The US petrochemical industry has the money, the cheap feedstocks, the technology and the projects to boom in a way perhaps never seen thanks to shale gas.

What it lacks is enough skilled labor to see these projects through. And as industry players will tell you, that’s a huge problem.

“This problem isn’t going to go away,” Dow Chemical VP Jim Fitterling said at the recently held IHS World Petrochemical Conference in Houston. “In fact, it has the potential to get worse.”

It was no surprise, then, to hear the issue of immigration reform come up at this year’s event. The industry, Fitterling said, simply cannot escape it.

Here’s why:

Banking on vast – and presumably cheap – supplies of raw materials in the way of natural gas and natural gas liquids, US petrochemical companies have announced more than $100 billion in projects over the next five years.

We are talking about state-of-the-art, world-scale steam crackers, derivative units, methanol plants and propane dehydrogenation units. Units that could — should they be realized — help the US regain status as a global chemical and plastics powerhouse less than a decade after many sectors of this very same industry were left for dead, suffocating from high operating costs and razor-thin margins.

For this to happen, however, companies and their contractors need to secure enough skilled labor to build these plants. And as unbelievable as it may sound in a country fighting a stubbornly high unemployment rate, there is simply not enough qualified personnel.

Fitterling ranked the lack of talent as one of the two biggest threats to the industry’s ambitious plans for growth and development.

“The first one is talent, especially skilled workers and STEM workers, those trained in science, technology, engineering and math,” Fitterling said. “The truth is even without the construction frenzy that’s going on right now, there’s a shortage of STEM workers today.”

And while Dow and ExxonMobil don’t see eye on the issue of natural gas exports, the companies have this concern in common, with ExxonMobil Chemical president Stephen Pryor, echoing Fitterling’s concerns a bit later in the conference.

“There is a growing shortage of skilled labor in this country, which will only grow worse as new shale-enabled projects move forward,” Pryor said.

Enter the immigration angle. Major contracting firms including Fluor have estimated that at peak, these projects could require as many as 60,000 skilled craftspeople, and as many as 40,000-50,000 in the US Gulf Coast alone.

Importation of skilled laborers will likely be necessary, Fluor and others have said, even as training centers for US workers continue to crop up.

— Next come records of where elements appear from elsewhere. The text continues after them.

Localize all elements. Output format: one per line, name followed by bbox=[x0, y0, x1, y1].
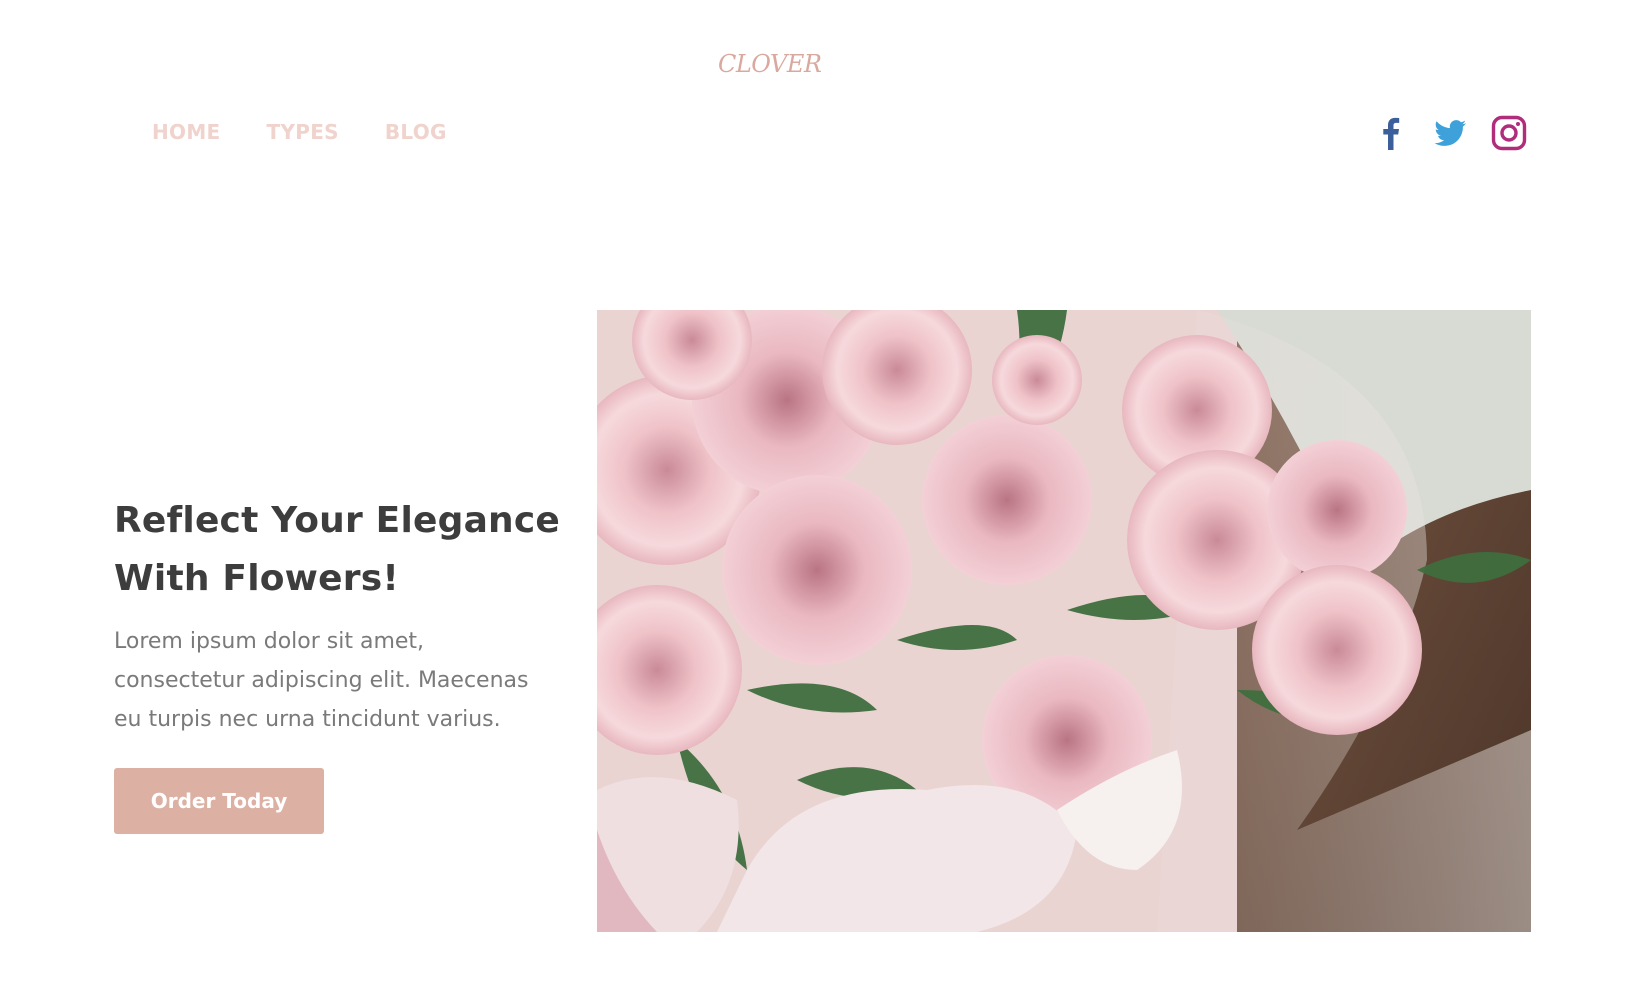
social-links bbox=[1372, 114, 1528, 152]
twitter-icon[interactable] bbox=[1431, 114, 1469, 152]
nav-item-home[interactable]: HOME bbox=[152, 120, 221, 144]
hero-description: Lorem ipsum dolor sit amet, consectetur … bbox=[114, 629, 529, 732]
hero-title: Reflect Your Elegance With Flowers! bbox=[114, 500, 561, 599]
hero-image-roses bbox=[597, 310, 1531, 932]
instagram-icon[interactable] bbox=[1490, 114, 1528, 152]
order-today-button[interactable]: Order Today bbox=[114, 768, 324, 834]
brand-logo[interactable]: CLOVER bbox=[718, 50, 822, 78]
nav-item-blog[interactable]: BLOG bbox=[385, 120, 447, 144]
main-nav: HOME TYPES BLOG bbox=[152, 120, 493, 144]
facebook-icon[interactable] bbox=[1372, 114, 1410, 152]
nav-item-types[interactable]: TYPES bbox=[267, 120, 339, 144]
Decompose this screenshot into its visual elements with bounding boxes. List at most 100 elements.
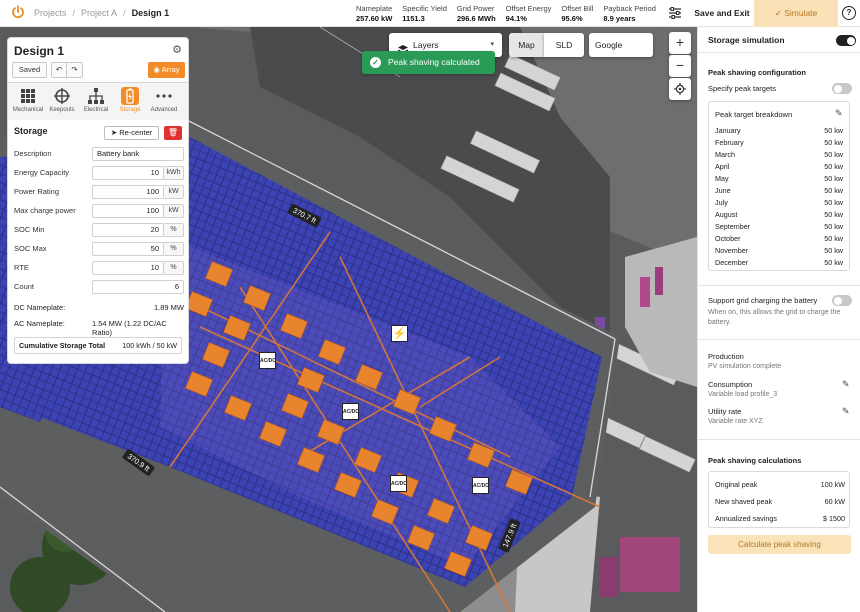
max-charge-power-input[interactable]: 100	[92, 204, 164, 218]
tab-electrical[interactable]: Electrical	[79, 83, 113, 120]
metric-value: 1151.3	[402, 14, 425, 23]
field-label: Power Rating	[14, 187, 60, 196]
month-value: 50 kw	[824, 210, 843, 219]
breadcrumb-separator: /	[72, 8, 76, 18]
tab-mechanical[interactable]: Mechanical	[11, 83, 45, 120]
field-unit: kW	[164, 185, 184, 199]
utility-rate-label: Utility rate	[708, 407, 742, 416]
ac-nameplate-label: AC Nameplate:	[14, 319, 65, 328]
zoom-in-button[interactable]: +	[669, 32, 691, 54]
locate-icon[interactable]	[669, 78, 691, 100]
rte-input[interactable]: 10	[92, 261, 164, 275]
calculate-peak-shaving-button[interactable]: Calculate peak shaving	[708, 535, 851, 554]
breadcrumb-projects[interactable]: Projects	[34, 8, 67, 18]
calc-label: New shaved peak	[715, 497, 773, 506]
breakdown-title: Peak target breakdown	[715, 110, 793, 119]
storage-simulation-toggle[interactable]	[836, 35, 856, 46]
support-grid-toggle[interactable]	[832, 295, 852, 306]
tab-storage[interactable]: Storage	[113, 83, 147, 120]
ac-nameplate-value: 1.54 MW (1.22 DC/AC Ratio)	[92, 319, 167, 337]
layers-label: Layers	[413, 40, 439, 50]
power-rating-input[interactable]: 100	[92, 185, 164, 199]
settings-sliders-icon[interactable]	[668, 7, 682, 19]
toggle-knob	[833, 84, 842, 93]
metric-specific-yield: Specific Yield 1151.3	[402, 4, 447, 24]
breadcrumb-project[interactable]: Project A	[81, 8, 117, 18]
field-max-charge-power: Max charge power 100 kW	[14, 204, 184, 218]
soc-min-input[interactable]: 20	[92, 223, 164, 237]
month-name: July	[715, 198, 728, 207]
metric-label: Grid Power	[456, 4, 495, 13]
inverter-marker[interactable]: AC/DC	[259, 352, 276, 369]
soc-max-input[interactable]: 50	[92, 242, 164, 256]
inverter-marker[interactable]: AC/DC	[472, 477, 489, 494]
field-unit: %	[164, 223, 184, 237]
lightning-marker-icon[interactable]: ⚡	[391, 325, 408, 342]
recenter-label: Re-center	[119, 128, 153, 137]
support-grid-label: Support grid charging the battery	[708, 296, 818, 305]
battery-icon	[121, 87, 139, 105]
month-name: March	[715, 150, 735, 159]
field-energy-capacity: Energy Capacity 10 kWh	[14, 166, 184, 180]
metric-value: 8.9 years	[603, 14, 636, 23]
pencil-edit-icon[interactable]: ✎	[842, 379, 852, 389]
cumulative-value: 100 kWh / 50 kW	[122, 341, 177, 350]
pencil-edit-icon[interactable]: ✎	[835, 108, 845, 118]
sidebar-header: Storage simulation	[698, 27, 860, 53]
calc-value: 100 kW	[820, 480, 845, 489]
metric-label: Specific Yield	[402, 4, 447, 13]
description-input[interactable]: Battery bank	[92, 147, 184, 161]
storage-form: Storage ➤ Re-center 🗑 Description Batter…	[7, 120, 189, 364]
inverter-marker[interactable]: AC/DC	[342, 403, 359, 420]
inverter-marker[interactable]: AC/DC	[390, 475, 407, 492]
recenter-button[interactable]: ➤ Re-center	[104, 126, 159, 140]
toast-message: Peak shaving calculated	[388, 57, 480, 67]
check-circle-icon: ✓	[370, 57, 381, 68]
month-value: 50 kw	[824, 126, 843, 135]
delete-trash-icon[interactable]: 🗑	[164, 126, 182, 140]
field-soc-min: SOC Min 20 %	[14, 223, 184, 237]
breadcrumb-design: Design 1	[131, 8, 170, 18]
tab-label: Mechanical	[12, 107, 44, 113]
array-button[interactable]: ◉ Array	[148, 62, 185, 78]
crosshair-icon	[53, 87, 71, 105]
saved-button[interactable]: Saved	[12, 62, 47, 78]
sld-view-button[interactable]: SLD	[544, 33, 584, 57]
design-toolbar: Saved ↶ ↷	[12, 62, 83, 78]
save-and-exit-button[interactable]: Save and Exit	[690, 0, 754, 27]
peak-target-breakdown: Peak target breakdown ✎ January 50 kw Feb…	[708, 101, 850, 271]
month-value: 50 kw	[824, 138, 843, 147]
divider	[698, 439, 860, 440]
map-view-button[interactable]: Map	[509, 33, 544, 57]
design-title: Design 1	[14, 44, 65, 58]
support-grid-description: battery.	[708, 319, 731, 326]
month-name: January	[715, 126, 741, 135]
month-value: 50 kw	[824, 162, 843, 171]
cumulative-label: Cumulative Storage Total	[19, 341, 106, 350]
tab-keepouts[interactable]: Keepouts	[45, 83, 79, 120]
field-rte: RTE 10 %	[14, 261, 184, 275]
simulate-button[interactable]: ✓ Simulate	[754, 0, 838, 27]
power-logo-icon[interactable]	[11, 5, 27, 21]
metric-payback-period: Payback Period 8.9 years	[603, 4, 656, 24]
field-unit: %	[164, 242, 184, 256]
field-unit: kW	[164, 204, 184, 218]
count-input[interactable]: 6	[92, 280, 184, 294]
zoom-out-button[interactable]: −	[669, 55, 691, 77]
gear-icon[interactable]: ⚙	[172, 43, 182, 56]
month-name: December	[715, 258, 749, 267]
pencil-edit-icon[interactable]: ✎	[842, 406, 852, 416]
tab-advanced[interactable]: Advanced	[147, 83, 181, 120]
google-source-button[interactable]: Google	[589, 33, 653, 57]
undo-icon[interactable]: ↶	[51, 62, 67, 78]
specify-targets-toggle[interactable]	[832, 83, 852, 94]
help-icon[interactable]: ?	[842, 6, 856, 20]
tab-label: Keepouts	[49, 107, 75, 113]
month-value: 50 kw	[824, 222, 843, 231]
metrics-bar: Nameplate 257.60 kW Specific Yield 1151.3 …	[356, 4, 666, 24]
production-label: Production	[708, 352, 744, 361]
redo-icon[interactable]: ↷	[67, 62, 83, 78]
breadcrumb-separator: /	[123, 8, 126, 18]
energy-capacity-input[interactable]: 10	[92, 166, 164, 180]
month-value: 50 kw	[824, 198, 843, 207]
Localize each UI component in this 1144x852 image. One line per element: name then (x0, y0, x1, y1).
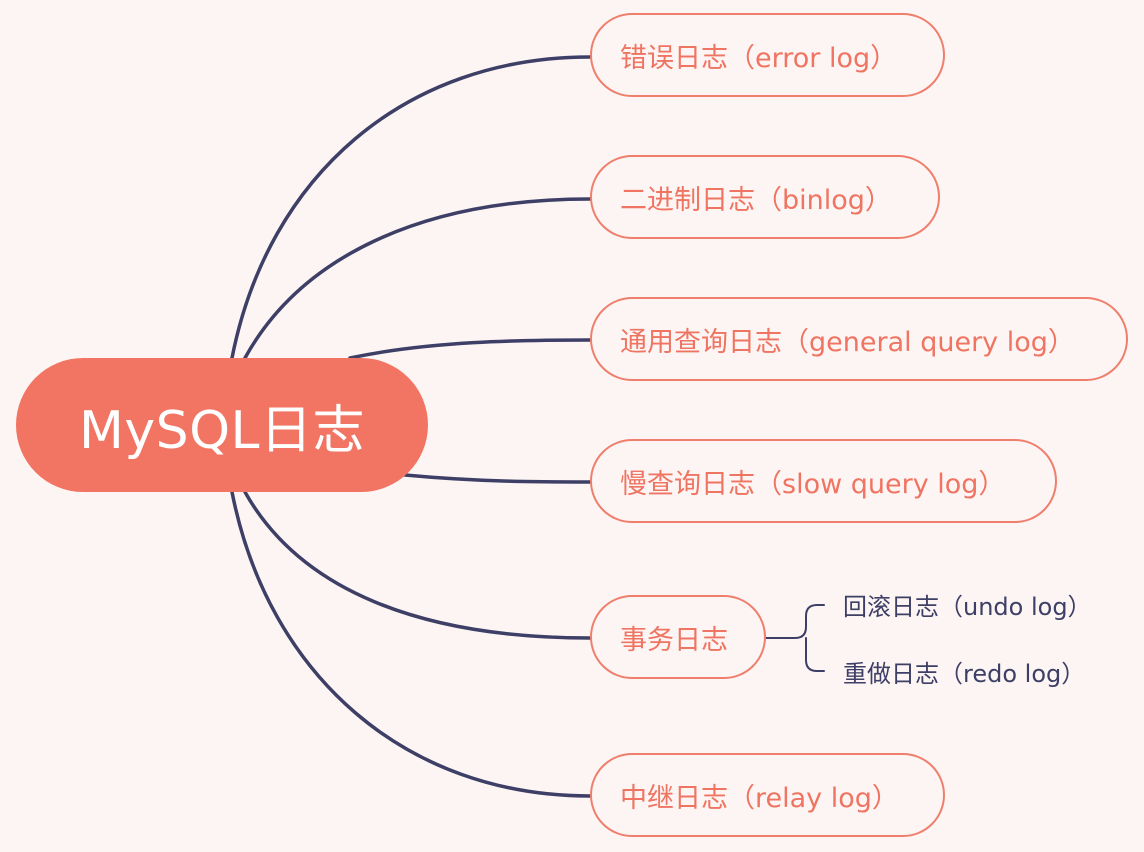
transaction-brace (765, 604, 825, 672)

But these companies will be limited in the amount of workers they can bring in.

Let’s move on for a second to the engineers and operators who will run these plants. To borrow an industry term, the industry is severely net-short engineers and other highly qualified workers.

“Any of you trying to hire or keep engineers in Texas know what I mean,” Fitterling said. “They are in short supply, but so are skilled craftspeople, like welders.”

And again, current immigration law limits the number of professional visas (H-1B, L and the like) that can be secured on a yearly basis.

How limited are these companies? Take for example last week’s announcement by the US Citizenship and Immigration Services that it had already reached its cap for H-1B applications for fiscal year 2015.

In seven days’ time.

That is, in just one week the USCIS received more than 172,500 H-1B petitions for what amounts to 65,000 visas and another 20,000 reserved for advanced degree exemption. Applicants were then picked via lottery, with those applications not randomly selected rejected and returned.

Fitterling was among those who suggested that a comprehensive immigration reform would include provisions to expand or at least ease the process to bring highly qualified individuals on visas to the US, while at the same time making it easier for international students graduating from US colleges with sought-after degrees to be absorbed into the workforce.

Not lost on the industry is the fact that oftentimes it is the more controversial topics about a comprehensive immigration reform – how to deal with 12 million undocumented immigrants, for example, or what exactly would a “path to citizenship” entail – that grab the spotlight and rile up people’s emotions.

The bottom line is that until the US addresses its shortage of STEM workers, immigration will remain a reality for the industry.

It is no surprise that companies including Dow, ExxonMobil and ChevronPhillips Chemical are becoming more active in promoting math and science among American students, who continue falling behind on a global scale, according to a recent survey.

Pryor said the challenge for the US will be to reverse a trend of declining interest and proficiency by students in STEM disciplines.

But fixing this issue could take years, if not generations.

So don’t be surprised to see more US energy and petrochemical companies throw their support, if quietly and behind the scenes, for comprehensive immigration reform.

From where they stand, there might not be a way around it.

“All these construction projects need talent to build and operate them, and these are coming on at the same time our baby boomers are leaving us,” Fitterling said.